I like your horse-cart milk-cart quandary, and yes American English--especially where it concerns commercial and political interests--is often a product of contorted erroneous and sometimes outright ambiguous meanings. But, I don't see a problem with the term "vacuum cleaner".

The word "vacuum" points to a set of meanings both theoretical, applied, abstract and metaphorical. Selecting one from this set of meanings is a matter of context both implied and inferred. Upon demonstration it becomes readily apparent perhaps the device should be called a "manifold vacuum cleaner", but even so the name of the device need not be a comprehensive mechanical description of what it does, else speech would become rather unwieldy.

Sure you could just as well call it a "suction cleaner", but that is simply a matter of preference. I mean, how is that suction created? Ahh see the answer takes us back to the world of absolute and partial vacuum principles anyway. We could also call it a "depressurization cleaner", a "differential density cleaner", and "airborne particle displacer"...or something arbitrary like "superbroom" which would, over time, assume the identity of this mysterious device that makes dirt get off the floor with more force and authority than an ordinary broom and dustpan...haha this can all get rather silly, and quickly too.

I mean...holy cow!!...what about the purest definition of "clean"? Must we attack clutter and dirt at the subatomic level, resulting in some sort of quantum obliteration before we can call a surface clean, or can be simply transport the stuff on that surface from where we don't want it to where we want it using something properly approximated as a "vacuum cleaner"?

Cheers :)

D.R. Fairday said...

The word "vacuum" points to a set of meanings

Not to me.
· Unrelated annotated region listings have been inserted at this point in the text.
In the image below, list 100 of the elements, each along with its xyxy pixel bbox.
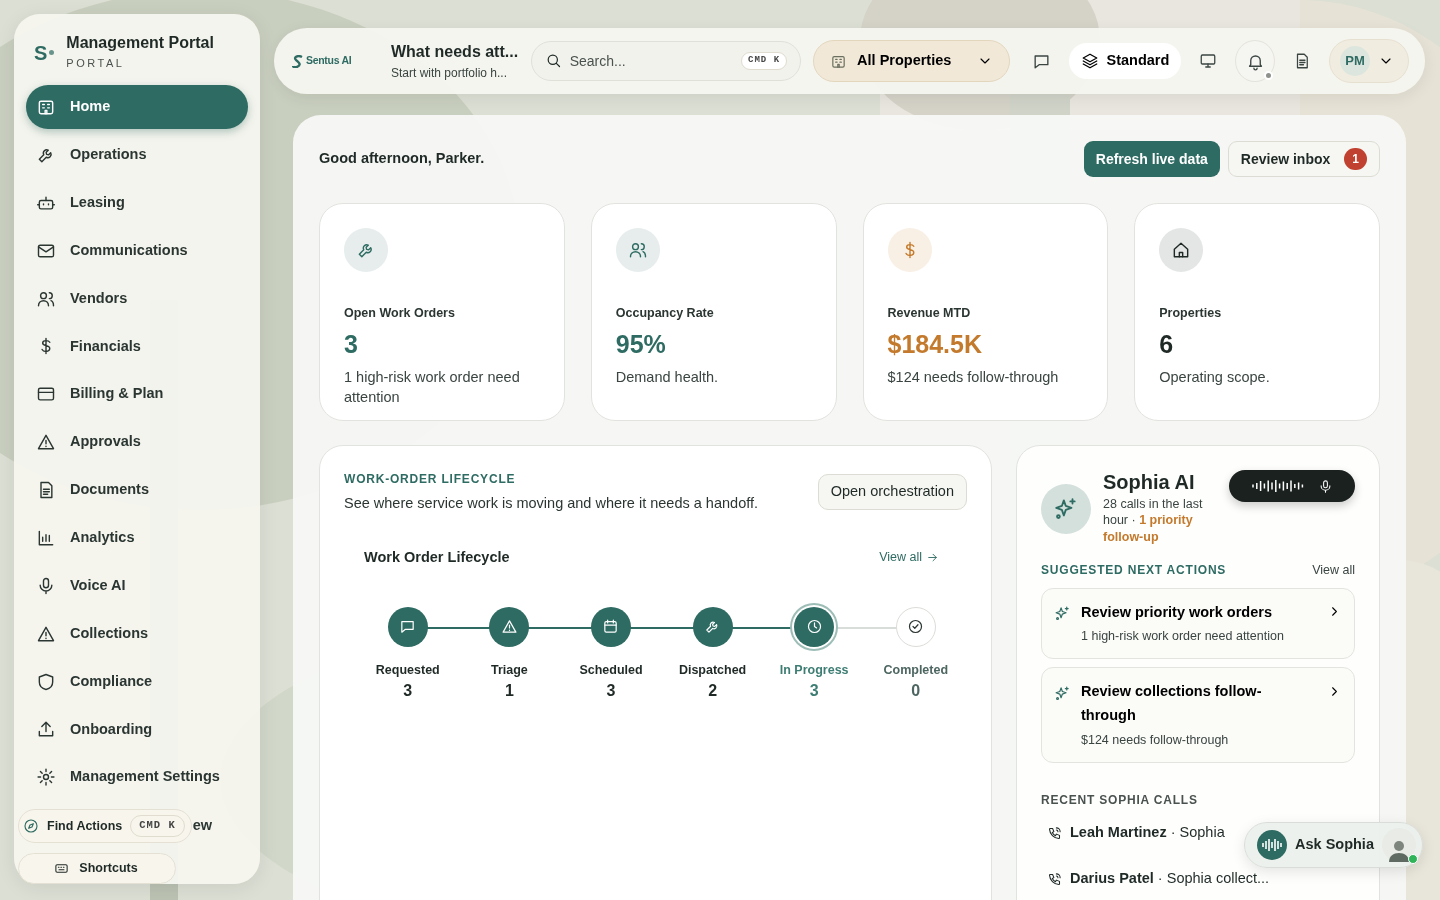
page-subtitle: Start with portfolio h... [391,65,509,82]
stage-count: 0 [911,681,921,702]
stage-node[interactable] [794,606,835,647]
layers-icon [1080,52,1099,70]
sidebar-item[interactable]: Vendors [26,276,248,321]
section-label: RECENT SOPHIA CALLS [1041,792,1199,810]
phone-icon [1047,871,1062,887]
greeting: Good afternoon, Parker. [319,149,485,169]
stage-label: Requested [375,661,440,679]
section-description: See where service work is moving and where it needs a handoff. [344,494,758,513]
stage-label: Completed [883,661,949,679]
compass-icon [23,818,39,835]
sidebar-item[interactable]: Analytics [26,515,248,560]
voice-button[interactable] [1229,470,1355,502]
suggestion-detail: $124 needs follow-through [1081,732,1230,750]
section-label: SUGGESTED NEXT ACTIONS [1041,562,1227,580]
stage-count: 1 [504,681,514,702]
stage-count: 2 [708,681,718,702]
stat-label: Revenue MTD [887,305,972,322]
page-title: What needs att... [391,42,519,62]
stat-value: $184.5K [887,328,984,359]
sidebar-item[interactable]: Home [26,85,248,129]
stat-note: 1 high-risk work order need attention [344,367,521,408]
sidebar-item[interactable]: Collections [26,611,248,656]
view-all-link[interactable]: View all [879,548,939,567]
review-inbox-button[interactable]: Review inbox 1 [1227,141,1380,177]
stage-node[interactable] [387,606,428,647]
ask-sophia-button[interactable]: Ask Sophia [1244,822,1423,868]
stat-value: 95% [615,328,667,359]
clock-icon [805,618,823,635]
stat-label: Occupancy Rate [615,305,715,322]
check-icon [907,618,925,635]
app-title: Management Portal [66,34,214,52]
avatar-icon [1388,838,1410,862]
sparkle-icon [1054,685,1071,703]
view-all-link[interactable]: View all [1312,560,1355,580]
notifications-button[interactable] [1235,40,1275,82]
stage-label: Triage [490,661,528,679]
shield-icon [36,671,56,692]
sparkle-icon [1054,605,1071,623]
users-icon [627,240,648,260]
stage-count: 3 [403,681,413,702]
sidebar-item[interactable]: Compliance [26,659,248,704]
sidebar-item[interactable]: Approvals [26,420,248,465]
sidebar-item[interactable]: Documents [26,468,248,512]
call-entry: Leah Martinez · Sophia [1070,823,1225,843]
shortcuts-button[interactable]: Shortcuts [18,852,176,884]
app-subtitle: PORTAL [66,55,126,71]
waveform-icon [1251,480,1304,492]
mode-button[interactable]: Standard [1068,43,1182,79]
sidebar-item[interactable]: Leasing [26,180,248,225]
stage-label: Dispatched [678,661,747,679]
nav-label: ew [192,816,213,836]
sidebar-item[interactable]: Voice AI [26,563,248,608]
orchestration-button[interactable]: Open orchestration [817,474,967,510]
stage-count: 3 [809,681,819,702]
call-entry: Darius Patel · Sophia collect... [1070,869,1270,889]
stage-node[interactable] [692,606,733,647]
stat-note: $124 needs follow-through [887,367,1060,387]
chart-title: Work Order Lifecycle [364,547,510,567]
stat-note: Demand health. [615,367,720,387]
sidebar-item[interactable]: Onboarding [26,707,248,752]
phone-icon [1047,825,1062,841]
sidebar-item[interactable]: Billing & Plan [26,372,248,417]
stage-node[interactable] [489,606,530,647]
stat-label: Open Work Orders [344,305,456,322]
property-select[interactable]: All Properties [813,40,1011,82]
stat-label: Properties [1159,305,1223,322]
sidebar-item[interactable]: Financials [26,324,248,369]
shortcut-hint: CMD K [741,52,788,70]
refresh-button[interactable]: Refresh live data [1083,141,1220,177]
stage-node[interactable] [591,606,631,647]
chat-icon [399,618,417,635]
account-menu[interactable]: PM [1329,39,1409,83]
stage-label: In Progress [779,661,849,679]
call-summary: 28 calls in the last hour · 1 priority follow-up [1103,496,1204,545]
waveform-icon [1261,838,1283,852]
assistant-name: Sophia AI [1103,470,1196,494]
count-badge: 1 [1344,148,1367,170]
monitor-icon [1199,52,1218,70]
sparkle-icon [1053,496,1079,522]
suggestion-title: Review priority work orders [1081,602,1273,622]
warning-icon [500,618,518,635]
suggestion-detail: 1 high-risk work order need attention [1081,628,1285,646]
stage-label: Scheduled [579,661,643,679]
calendar-icon [602,618,620,635]
sidebar-item[interactable]: Management Settings [26,755,248,800]
stat-value: 3 [344,328,359,359]
sidebar-item[interactable]: Operations [26,132,248,177]
stage-count: 3 [606,681,616,702]
stat-note: Operating scope. [1159,367,1271,387]
logo: S [34,37,55,68]
sidebar-item[interactable]: Communications [26,228,248,273]
stat-value: 6 [1159,328,1175,359]
brand-logo: Sentus AI [292,53,369,69]
suggestion-item[interactable]: Review collections follow-through $124 needs follow-through [1041,667,1355,764]
suggestion-title: Review collections follow-through [1081,682,1263,726]
suggestion-item[interactable]: Review priority work orders 1 high-risk work order need attention [1041,587,1355,660]
find-actions-button[interactable]: Find Actions CMD K [18,809,192,843]
section-label: WORK-ORDER LIFECYCLE [344,471,517,488]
Vacuum is emptiness, no more, no less. No gases at all, pressure zero. Look up the definition in any book on physics.

This machine does not create vacuum, does not use it. It uses a stream of air, with pressure different from the surrounding air (generally lower, but I learned of some which used compressed air).

I'm a bit sensitive when it comes to using scientific terms in unscientific context, specially when this context subverts the meaning.

The irony of it is that if there was some dirt out in the vacuum of the interstellar space, these cleaners would be unable to clean it. It's not that they just don't really use vacuum, they can't use it.